= Pulp polyp =

Inflammation of dental pulp

A pulp polyp, also known as chronic hyperplastic pulpitis, is a "productive" (i.e., growing) inflammation of dental pulp in which the development of granulation tissue is seen in response to persistent, low-grade mechanical irritation and bacterial invasion of the pulp.

== Pathogenesis ==
Pulp polyps develop as overgrowth of the pulpal tissue resulting in the hyperplastic mass.

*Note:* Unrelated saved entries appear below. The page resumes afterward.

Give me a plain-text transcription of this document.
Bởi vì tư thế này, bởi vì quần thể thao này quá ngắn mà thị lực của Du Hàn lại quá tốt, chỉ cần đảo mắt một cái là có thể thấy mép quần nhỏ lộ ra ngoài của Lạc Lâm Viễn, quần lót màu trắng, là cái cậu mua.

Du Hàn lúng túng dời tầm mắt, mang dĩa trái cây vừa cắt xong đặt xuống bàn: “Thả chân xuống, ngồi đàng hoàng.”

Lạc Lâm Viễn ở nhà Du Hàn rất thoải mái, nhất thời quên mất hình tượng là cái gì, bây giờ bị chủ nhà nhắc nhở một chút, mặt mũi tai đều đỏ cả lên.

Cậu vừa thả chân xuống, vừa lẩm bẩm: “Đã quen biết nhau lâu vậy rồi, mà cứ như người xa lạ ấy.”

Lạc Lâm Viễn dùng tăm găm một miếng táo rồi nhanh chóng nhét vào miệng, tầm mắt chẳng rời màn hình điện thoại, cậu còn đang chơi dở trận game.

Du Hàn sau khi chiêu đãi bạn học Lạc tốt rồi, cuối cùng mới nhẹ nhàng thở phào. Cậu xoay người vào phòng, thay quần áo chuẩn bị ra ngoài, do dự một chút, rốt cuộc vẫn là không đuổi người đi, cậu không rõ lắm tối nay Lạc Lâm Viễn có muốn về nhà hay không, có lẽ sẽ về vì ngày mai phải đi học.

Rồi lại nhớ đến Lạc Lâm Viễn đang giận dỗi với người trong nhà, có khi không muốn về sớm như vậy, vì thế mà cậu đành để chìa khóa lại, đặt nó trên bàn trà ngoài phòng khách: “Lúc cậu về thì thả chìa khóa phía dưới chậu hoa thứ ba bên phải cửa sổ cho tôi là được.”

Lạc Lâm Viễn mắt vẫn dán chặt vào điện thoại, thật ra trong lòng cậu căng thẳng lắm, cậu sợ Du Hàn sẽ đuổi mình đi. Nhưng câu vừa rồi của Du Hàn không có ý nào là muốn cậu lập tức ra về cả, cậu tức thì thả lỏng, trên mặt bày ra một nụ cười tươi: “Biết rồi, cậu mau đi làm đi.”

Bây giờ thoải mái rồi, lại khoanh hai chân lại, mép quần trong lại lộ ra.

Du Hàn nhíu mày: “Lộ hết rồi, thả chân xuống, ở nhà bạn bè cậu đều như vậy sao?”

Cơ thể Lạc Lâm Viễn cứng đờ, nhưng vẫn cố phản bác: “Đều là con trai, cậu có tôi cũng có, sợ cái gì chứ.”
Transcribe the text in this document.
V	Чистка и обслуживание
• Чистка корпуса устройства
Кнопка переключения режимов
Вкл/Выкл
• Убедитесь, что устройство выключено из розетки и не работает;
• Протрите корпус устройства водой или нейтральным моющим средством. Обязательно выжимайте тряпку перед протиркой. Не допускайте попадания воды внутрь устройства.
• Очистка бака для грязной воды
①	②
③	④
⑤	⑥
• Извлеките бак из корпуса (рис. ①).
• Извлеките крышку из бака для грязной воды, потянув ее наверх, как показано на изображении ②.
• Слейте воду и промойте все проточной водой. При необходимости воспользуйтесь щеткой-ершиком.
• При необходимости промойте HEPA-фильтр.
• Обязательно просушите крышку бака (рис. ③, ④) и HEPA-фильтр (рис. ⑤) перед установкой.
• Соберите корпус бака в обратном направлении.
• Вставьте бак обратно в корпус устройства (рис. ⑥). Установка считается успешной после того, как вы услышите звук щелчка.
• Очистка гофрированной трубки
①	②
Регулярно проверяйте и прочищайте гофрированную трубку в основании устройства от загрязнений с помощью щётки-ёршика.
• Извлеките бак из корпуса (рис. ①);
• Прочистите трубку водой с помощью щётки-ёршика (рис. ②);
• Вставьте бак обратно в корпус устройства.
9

Factors which may contribute to the development of a pulp polyp includes:

- Persistence of balance between the irritant and tissue resistance
- Continuous low-grade inflammation
- Well vascularised pulpal tissue with good tissue reactivity
- An open carious cavity
- Young patients with a good immune system
- Wide apical foramen of the affected tooth to prevent the occurrence of pulpal strangulation and necrosis in response to inflammation

== Characteristics ==
Pulp polyps are characterised by overgrowth of the pulp tissue outside the boundary of a tooth's pulp chamber. A pulp polyp may be found in an open carious lesion (tooth cavity), a fractured tooth, or within a cavity with a missing dental restoration. Due to lack of intrapulpal pressure in an open lesion, pulp necrosis does not occur as would be expected in a closed carious cavity. A good vascular supply and immune resistance is required for its development; as such, this condition is more commonly seen in molar teeth of children and young adults and rarely in older age groups.

Clinically, pulp polyps present as a small, pink-red, lobulated mass protruding from the pulp chamber and encompassing the open cavity in long standing cavitated molar teeth. The majority of pulp polyps present symptomless, however if it becomes involved in mastication, discomfort may present and the polyp may change appearance to an ulcerated, dark red mass; although unlikely, bleeding may present.

Pulp polyps usually show no radiographic apical lesions, however in long standing polyps or in those with extensive pulp involvement, chronic apical periodontitis may develop and present as a radiographic peri-apical lesion due to advancement of the inflammation present. Peri-apical lesions may present as widening of the periodontal-ligament space, an apical radiolucency or with no changes.

To differentiate from a polyp of gingival origin, the pulp polyp may be lifted from the walls of the cavity with an excavator revealing the presence of the pedicle with very little or no discomfort experienced by the patient.

== Management ==
There are a number of management options for teeth with pulp polyps. The option chosen depends namely on the amount of sound tooth tissue remaining.

Extraction is usually the only option for teeth with a large carious cavity and little sound tooth tissue remaining; however, if a tooth is deemed restorable (i.e. enough sound tooth tissue) an attempt at restoring the tooth can be made. This may involve a combination of treatments including root surface debridement, endodontic therapy, crown lengthening and/or fixed prosthodontics measures.

The types of endodontic therapy which may be undertaken are either a pulpotomy or a root canal treatment; other than restorability, the option chosen depends on a number of factors including how far the tooth is from root completion, the extent of pulpal involvement and whether it is a primary or permanent tooth.